In his keynote, Thompson admitted that publishers and media companies have created much of the ad blocking problem themselves through the use of intrusive and annoying ads. But despite the newspaper’s successful paywall, the Times CEO said it will always rely on advertising. “We do not believe that we will ever be able to sustain Times journalism or The New York Times as a flourishing business without an advertising business of real scale,” he said.
Thompson told the IAB conference that the Times has been experimenting with two different kinds of ad blocking messages to users, one that allows them to dismiss the pop-up and continue reading the site for free, and another that can’t be dismissed.
About 30% of those who got the dismissible kind of pop-up message added the Times to a white-list in their ad blocking software, the New York Times CEO said, and about 40% of those who got the non-dismissible kind did so.

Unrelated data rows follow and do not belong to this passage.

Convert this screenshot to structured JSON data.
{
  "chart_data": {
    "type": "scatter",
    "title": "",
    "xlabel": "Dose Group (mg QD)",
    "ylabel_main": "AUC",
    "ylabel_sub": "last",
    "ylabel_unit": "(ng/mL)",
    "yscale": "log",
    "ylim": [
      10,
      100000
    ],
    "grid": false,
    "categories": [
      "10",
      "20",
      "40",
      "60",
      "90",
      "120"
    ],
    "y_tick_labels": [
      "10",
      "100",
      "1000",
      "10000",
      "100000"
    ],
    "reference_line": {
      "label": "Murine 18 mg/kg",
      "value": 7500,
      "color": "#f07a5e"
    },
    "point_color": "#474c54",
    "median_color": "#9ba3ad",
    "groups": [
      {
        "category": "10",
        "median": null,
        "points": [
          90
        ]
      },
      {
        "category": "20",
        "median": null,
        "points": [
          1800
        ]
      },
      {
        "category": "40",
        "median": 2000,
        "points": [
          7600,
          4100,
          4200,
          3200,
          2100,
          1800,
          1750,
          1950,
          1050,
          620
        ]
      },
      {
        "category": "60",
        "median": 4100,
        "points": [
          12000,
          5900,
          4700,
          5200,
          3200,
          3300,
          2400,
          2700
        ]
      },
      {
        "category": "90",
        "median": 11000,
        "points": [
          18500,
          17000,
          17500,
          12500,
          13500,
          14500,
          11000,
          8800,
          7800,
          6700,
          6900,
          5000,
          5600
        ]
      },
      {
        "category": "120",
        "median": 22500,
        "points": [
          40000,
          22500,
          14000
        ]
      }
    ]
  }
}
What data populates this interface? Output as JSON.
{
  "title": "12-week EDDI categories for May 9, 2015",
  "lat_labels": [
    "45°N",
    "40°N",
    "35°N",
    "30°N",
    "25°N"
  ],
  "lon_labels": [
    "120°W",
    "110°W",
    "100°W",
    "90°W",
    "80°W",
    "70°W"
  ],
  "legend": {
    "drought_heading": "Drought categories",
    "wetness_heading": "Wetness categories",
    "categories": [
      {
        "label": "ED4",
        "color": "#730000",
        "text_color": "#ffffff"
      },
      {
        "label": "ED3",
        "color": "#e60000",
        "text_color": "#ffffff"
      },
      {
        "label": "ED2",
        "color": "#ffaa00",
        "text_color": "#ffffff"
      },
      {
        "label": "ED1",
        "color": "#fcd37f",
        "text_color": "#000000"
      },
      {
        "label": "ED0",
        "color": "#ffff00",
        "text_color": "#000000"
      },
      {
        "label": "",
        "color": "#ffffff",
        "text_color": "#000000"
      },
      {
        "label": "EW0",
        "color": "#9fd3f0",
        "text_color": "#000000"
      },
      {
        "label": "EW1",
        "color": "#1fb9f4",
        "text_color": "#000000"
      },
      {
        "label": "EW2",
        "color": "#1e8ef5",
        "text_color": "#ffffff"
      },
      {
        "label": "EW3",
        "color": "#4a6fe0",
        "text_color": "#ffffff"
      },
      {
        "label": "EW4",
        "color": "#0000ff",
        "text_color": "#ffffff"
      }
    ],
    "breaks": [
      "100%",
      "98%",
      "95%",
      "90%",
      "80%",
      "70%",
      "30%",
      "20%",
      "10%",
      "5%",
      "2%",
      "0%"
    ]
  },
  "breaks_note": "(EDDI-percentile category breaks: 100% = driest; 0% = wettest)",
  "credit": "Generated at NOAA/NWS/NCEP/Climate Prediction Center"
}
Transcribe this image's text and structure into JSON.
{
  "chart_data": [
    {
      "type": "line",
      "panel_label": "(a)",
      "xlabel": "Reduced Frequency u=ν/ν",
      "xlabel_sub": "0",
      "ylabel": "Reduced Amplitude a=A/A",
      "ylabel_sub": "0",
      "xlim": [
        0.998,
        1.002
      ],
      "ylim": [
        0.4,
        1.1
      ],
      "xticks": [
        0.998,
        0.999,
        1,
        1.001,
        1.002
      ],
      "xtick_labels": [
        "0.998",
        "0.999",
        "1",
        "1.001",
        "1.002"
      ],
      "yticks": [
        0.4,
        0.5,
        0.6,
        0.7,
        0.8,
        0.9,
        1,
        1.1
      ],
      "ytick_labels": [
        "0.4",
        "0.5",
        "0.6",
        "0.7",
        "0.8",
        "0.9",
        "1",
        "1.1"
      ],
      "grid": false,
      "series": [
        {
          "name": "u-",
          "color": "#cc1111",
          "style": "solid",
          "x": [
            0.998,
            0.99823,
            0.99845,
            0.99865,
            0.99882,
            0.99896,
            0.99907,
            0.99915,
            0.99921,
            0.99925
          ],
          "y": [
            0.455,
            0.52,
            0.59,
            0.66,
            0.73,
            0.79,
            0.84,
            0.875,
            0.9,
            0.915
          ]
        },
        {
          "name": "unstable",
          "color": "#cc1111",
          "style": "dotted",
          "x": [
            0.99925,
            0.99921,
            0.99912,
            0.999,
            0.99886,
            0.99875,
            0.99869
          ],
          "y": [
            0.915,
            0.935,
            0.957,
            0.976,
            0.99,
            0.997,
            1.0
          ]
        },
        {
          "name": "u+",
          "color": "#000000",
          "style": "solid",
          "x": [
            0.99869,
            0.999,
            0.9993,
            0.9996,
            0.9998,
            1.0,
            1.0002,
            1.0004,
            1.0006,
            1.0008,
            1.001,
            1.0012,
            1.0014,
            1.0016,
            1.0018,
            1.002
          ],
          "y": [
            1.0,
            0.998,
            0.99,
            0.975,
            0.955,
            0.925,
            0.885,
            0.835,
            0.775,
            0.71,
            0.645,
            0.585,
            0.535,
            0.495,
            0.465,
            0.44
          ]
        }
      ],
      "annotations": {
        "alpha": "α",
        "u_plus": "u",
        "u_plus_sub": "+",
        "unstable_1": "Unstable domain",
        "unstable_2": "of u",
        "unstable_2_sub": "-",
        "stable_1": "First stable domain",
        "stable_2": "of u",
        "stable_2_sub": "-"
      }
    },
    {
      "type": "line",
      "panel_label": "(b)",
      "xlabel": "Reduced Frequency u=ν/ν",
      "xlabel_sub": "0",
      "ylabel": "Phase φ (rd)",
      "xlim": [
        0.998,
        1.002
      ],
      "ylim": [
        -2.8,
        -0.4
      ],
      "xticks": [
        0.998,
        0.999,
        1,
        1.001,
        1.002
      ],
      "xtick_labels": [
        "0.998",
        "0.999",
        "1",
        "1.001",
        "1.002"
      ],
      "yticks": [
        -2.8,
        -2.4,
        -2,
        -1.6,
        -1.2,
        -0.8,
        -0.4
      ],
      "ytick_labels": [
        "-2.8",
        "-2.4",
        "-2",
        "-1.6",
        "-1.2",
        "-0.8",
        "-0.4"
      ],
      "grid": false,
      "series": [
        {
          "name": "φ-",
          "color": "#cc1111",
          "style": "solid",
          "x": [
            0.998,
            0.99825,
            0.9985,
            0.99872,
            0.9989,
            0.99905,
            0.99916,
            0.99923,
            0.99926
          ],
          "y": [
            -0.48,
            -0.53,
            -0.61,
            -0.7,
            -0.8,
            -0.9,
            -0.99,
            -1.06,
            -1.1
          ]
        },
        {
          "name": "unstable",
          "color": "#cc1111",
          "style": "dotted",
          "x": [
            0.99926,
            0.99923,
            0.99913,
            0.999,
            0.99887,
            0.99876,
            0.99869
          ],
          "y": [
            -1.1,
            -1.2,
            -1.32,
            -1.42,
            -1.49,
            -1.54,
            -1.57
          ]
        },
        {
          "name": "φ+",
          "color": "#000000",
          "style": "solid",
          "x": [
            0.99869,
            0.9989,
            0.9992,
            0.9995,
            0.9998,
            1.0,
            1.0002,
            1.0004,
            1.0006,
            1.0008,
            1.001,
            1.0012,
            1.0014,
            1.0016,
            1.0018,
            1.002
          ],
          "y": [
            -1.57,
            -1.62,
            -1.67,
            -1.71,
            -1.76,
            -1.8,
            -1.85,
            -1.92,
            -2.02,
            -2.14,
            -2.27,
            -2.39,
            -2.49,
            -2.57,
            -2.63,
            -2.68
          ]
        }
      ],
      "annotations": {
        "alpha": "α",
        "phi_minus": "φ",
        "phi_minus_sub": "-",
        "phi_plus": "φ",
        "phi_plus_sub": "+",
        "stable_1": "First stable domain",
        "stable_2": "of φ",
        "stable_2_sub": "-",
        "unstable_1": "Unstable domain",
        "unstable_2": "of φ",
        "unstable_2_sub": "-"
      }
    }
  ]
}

That means if the newspaper decided to go with the nuclear option of banning all users with ad blockers, 60% or more of those users would go away, which would have a direct impact on the traffic numbers advertisers look at.
In addition to those hostile options, Thompson told the IAB that the Times is considering offering its subscribers a more expensive tier that would remove ads from the site, a response to criticism from some subscribers who complain about being subjected to ads even though they already pay for the paper. But could the Times earn enough from these higher subscriptions to make up for the loss of advertising revenue? That’s the multimillion-dollar question.